Comme le montre ce témoignage, de nombreux Colombiens ont perdu la confiance dans les autorités et les institutions colombiennes, c’est pourquoi l’un des principaux défis du gouvernement actuel sera de rétablir cette confiance. Pour cette raison, l’un des points actuellement discutés dans l’agenda national est la réforme de la police et de l’Esmad comme conditions préalables pour garantir le droit de manifester.
La grande répression et la violation des droits humains que vit le peuple colombien n’est qu’une des causes de la mobilisation citoyenne. La Colombie a connu une crise sociale historique qui a été mise en lumière par la pandémie. Il n’y a eu aucune garantie pour les défenseurs des droits humains et les leaders sociaux qui ont été systématiquement assassinés depuis la signature de l’accord de paix.
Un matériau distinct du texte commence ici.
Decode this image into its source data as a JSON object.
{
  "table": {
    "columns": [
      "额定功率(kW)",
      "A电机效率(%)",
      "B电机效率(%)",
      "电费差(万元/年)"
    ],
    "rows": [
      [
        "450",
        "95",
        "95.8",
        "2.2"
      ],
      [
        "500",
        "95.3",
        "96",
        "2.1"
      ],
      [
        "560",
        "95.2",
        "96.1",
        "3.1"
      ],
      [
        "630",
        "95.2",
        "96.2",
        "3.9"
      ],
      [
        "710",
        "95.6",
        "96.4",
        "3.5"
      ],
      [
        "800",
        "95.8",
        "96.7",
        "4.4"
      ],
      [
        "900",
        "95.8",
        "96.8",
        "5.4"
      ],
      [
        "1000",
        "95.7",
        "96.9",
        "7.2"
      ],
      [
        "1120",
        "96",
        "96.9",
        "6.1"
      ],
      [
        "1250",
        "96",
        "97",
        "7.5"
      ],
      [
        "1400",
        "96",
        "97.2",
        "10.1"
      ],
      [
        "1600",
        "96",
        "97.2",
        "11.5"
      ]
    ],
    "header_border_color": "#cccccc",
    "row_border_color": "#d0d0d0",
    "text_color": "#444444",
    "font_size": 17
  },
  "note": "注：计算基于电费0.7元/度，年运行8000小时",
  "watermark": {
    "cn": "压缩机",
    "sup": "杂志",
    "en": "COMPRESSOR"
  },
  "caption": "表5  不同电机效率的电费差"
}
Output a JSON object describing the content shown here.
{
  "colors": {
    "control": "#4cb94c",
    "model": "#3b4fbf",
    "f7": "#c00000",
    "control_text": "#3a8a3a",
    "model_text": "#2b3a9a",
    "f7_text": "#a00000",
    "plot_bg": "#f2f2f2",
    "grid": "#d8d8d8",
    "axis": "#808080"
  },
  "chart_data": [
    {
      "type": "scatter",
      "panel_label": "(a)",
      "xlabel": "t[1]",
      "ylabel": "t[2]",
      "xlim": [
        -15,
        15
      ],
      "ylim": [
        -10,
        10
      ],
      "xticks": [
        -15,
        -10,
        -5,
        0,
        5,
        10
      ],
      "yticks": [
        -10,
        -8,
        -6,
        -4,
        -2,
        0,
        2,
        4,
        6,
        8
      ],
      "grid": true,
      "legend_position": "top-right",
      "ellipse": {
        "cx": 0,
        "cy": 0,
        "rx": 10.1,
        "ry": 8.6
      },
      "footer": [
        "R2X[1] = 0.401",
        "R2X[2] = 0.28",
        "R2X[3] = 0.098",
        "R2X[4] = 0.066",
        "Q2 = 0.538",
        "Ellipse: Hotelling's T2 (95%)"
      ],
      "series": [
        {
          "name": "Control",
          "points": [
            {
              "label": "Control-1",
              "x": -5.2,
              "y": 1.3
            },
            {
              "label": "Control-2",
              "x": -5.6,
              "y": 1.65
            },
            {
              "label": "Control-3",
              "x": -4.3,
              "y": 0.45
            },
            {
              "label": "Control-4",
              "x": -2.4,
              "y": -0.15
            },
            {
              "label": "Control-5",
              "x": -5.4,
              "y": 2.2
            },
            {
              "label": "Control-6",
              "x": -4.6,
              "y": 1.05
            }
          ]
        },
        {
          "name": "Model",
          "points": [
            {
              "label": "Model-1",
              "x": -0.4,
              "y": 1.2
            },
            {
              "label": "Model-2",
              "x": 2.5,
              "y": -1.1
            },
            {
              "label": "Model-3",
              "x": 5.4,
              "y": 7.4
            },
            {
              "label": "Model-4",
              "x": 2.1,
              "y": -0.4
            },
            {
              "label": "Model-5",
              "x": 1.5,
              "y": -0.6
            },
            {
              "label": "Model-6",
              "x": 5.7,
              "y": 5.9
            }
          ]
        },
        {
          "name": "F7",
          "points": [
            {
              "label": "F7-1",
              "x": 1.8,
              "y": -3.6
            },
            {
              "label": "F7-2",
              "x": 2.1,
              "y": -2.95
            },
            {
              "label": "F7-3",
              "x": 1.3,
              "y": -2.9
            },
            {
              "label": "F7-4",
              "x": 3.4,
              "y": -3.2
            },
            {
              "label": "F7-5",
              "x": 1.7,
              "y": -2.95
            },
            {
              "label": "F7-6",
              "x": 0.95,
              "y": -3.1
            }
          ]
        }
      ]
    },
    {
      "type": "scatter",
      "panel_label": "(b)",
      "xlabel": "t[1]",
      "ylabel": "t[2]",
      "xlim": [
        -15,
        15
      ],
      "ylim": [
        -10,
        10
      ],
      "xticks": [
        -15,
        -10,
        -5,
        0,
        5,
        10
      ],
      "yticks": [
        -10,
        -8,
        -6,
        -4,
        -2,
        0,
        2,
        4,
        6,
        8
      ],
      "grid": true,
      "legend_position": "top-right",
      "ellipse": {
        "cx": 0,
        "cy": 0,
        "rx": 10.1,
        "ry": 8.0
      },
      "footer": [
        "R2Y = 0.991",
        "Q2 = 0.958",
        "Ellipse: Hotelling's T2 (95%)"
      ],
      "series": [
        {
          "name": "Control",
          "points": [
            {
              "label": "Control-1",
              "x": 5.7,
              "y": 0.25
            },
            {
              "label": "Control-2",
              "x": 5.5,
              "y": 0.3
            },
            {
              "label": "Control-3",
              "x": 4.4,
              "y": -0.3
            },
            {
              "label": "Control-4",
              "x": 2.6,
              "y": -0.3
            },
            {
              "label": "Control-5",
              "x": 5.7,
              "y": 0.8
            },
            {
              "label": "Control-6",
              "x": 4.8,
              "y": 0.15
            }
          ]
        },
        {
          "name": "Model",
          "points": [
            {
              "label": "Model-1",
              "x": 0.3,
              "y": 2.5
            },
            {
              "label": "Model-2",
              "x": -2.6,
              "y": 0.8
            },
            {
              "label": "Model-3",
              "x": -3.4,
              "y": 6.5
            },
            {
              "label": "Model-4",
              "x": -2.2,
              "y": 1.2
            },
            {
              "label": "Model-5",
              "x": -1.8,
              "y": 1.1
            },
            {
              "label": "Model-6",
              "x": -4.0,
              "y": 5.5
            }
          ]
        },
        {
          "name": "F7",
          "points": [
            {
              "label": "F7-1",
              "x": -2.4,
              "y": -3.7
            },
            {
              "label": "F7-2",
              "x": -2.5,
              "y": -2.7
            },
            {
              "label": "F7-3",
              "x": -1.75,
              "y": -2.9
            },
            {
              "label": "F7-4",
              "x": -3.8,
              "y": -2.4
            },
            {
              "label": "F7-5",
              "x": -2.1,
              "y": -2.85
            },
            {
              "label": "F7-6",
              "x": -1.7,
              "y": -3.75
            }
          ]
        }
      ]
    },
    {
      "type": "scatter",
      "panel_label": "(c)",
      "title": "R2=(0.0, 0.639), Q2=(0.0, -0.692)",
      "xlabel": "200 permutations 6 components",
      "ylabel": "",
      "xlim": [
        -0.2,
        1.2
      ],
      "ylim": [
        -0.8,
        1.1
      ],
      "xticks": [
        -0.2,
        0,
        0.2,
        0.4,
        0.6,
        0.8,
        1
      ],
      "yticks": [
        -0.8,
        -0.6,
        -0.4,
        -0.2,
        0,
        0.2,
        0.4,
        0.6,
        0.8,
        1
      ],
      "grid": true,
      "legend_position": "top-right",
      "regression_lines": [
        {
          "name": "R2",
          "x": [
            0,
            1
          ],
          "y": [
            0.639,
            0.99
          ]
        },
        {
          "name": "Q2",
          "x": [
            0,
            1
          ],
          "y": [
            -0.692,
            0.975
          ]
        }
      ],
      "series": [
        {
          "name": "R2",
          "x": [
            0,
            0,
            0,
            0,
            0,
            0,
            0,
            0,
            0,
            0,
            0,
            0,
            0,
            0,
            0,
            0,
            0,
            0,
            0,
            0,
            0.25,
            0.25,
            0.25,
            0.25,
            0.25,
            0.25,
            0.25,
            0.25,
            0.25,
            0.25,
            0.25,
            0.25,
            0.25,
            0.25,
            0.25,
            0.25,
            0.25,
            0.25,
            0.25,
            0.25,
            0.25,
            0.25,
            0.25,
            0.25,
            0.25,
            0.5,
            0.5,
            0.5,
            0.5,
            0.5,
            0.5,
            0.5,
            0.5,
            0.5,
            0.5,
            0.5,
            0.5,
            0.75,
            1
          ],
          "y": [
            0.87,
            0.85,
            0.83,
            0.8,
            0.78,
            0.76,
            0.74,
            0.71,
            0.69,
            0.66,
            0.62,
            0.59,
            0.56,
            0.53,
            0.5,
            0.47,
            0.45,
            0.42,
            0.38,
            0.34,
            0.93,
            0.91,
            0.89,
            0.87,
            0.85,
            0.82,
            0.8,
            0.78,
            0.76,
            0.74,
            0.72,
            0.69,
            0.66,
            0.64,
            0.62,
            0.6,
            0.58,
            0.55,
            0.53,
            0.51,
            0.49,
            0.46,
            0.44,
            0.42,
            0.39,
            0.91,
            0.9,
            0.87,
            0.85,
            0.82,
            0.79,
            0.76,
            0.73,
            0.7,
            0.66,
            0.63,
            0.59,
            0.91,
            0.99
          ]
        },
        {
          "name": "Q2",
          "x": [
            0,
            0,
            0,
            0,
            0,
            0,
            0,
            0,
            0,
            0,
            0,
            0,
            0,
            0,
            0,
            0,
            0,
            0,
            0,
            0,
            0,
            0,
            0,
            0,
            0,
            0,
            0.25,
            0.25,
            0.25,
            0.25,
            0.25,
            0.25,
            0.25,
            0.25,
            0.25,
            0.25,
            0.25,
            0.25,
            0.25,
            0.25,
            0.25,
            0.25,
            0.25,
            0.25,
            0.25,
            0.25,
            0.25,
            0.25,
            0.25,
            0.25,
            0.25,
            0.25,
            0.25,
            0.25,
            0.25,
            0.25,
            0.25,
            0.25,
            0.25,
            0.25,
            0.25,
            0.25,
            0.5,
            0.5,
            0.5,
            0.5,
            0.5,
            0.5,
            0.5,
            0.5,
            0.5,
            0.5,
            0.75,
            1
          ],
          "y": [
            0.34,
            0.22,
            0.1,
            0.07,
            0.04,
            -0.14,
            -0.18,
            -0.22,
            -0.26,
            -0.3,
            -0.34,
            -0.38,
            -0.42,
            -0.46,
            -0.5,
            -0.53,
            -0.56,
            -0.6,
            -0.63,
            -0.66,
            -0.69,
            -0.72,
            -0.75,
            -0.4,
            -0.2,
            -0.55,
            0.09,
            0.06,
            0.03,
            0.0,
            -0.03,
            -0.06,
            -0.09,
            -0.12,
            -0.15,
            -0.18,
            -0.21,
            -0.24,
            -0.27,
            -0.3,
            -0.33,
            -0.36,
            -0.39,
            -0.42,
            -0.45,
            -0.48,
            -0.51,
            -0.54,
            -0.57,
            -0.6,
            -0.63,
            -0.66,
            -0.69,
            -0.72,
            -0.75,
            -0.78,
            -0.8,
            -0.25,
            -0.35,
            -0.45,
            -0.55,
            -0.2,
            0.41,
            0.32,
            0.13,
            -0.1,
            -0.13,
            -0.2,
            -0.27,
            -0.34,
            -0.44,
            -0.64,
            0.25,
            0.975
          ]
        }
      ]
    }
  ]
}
Il y a une dette historique avec l’éducation, qui souffre de déficiences en raison du manque d’investissement de l’État qui, au fil des ans, a manifestement préféré investir dans l’armement et l’équipement militaire faisant de l’éducation dans ce pays un privilège et nous, les jeunes, finissons par ne pas recevoir de l’éducation ; c’est pourquoi nous protestons, pour avoir un futur sûr.
L’écart économique entre les riches et les pauvres est trop important, et surtout le fait de voir la différence de salaire entre un membre du congrès et un employé ordinaire a augmenté le mécontentement du peuple colombien. Le gouvernement cherche également à privatiser le système de soins de santé, ce qui marquerait davantage l’inégalité sociale dans le pays.
Les problèmes auxquels la Colombie est confrontée sont multiples et structurels et nos revendications semblent ne pas vouloir être entendues, je pense donc que les manifestations ne se termineront pas de sitôt. La Colombie vit un moment historique et les jeunes en sont les principaux protagonistes, et ils ne sont pas prêts à s’arrêter tant qu’il n’y aura pas de changement systémique et réel, maintenant ce sont eux qui décident de leur avenir.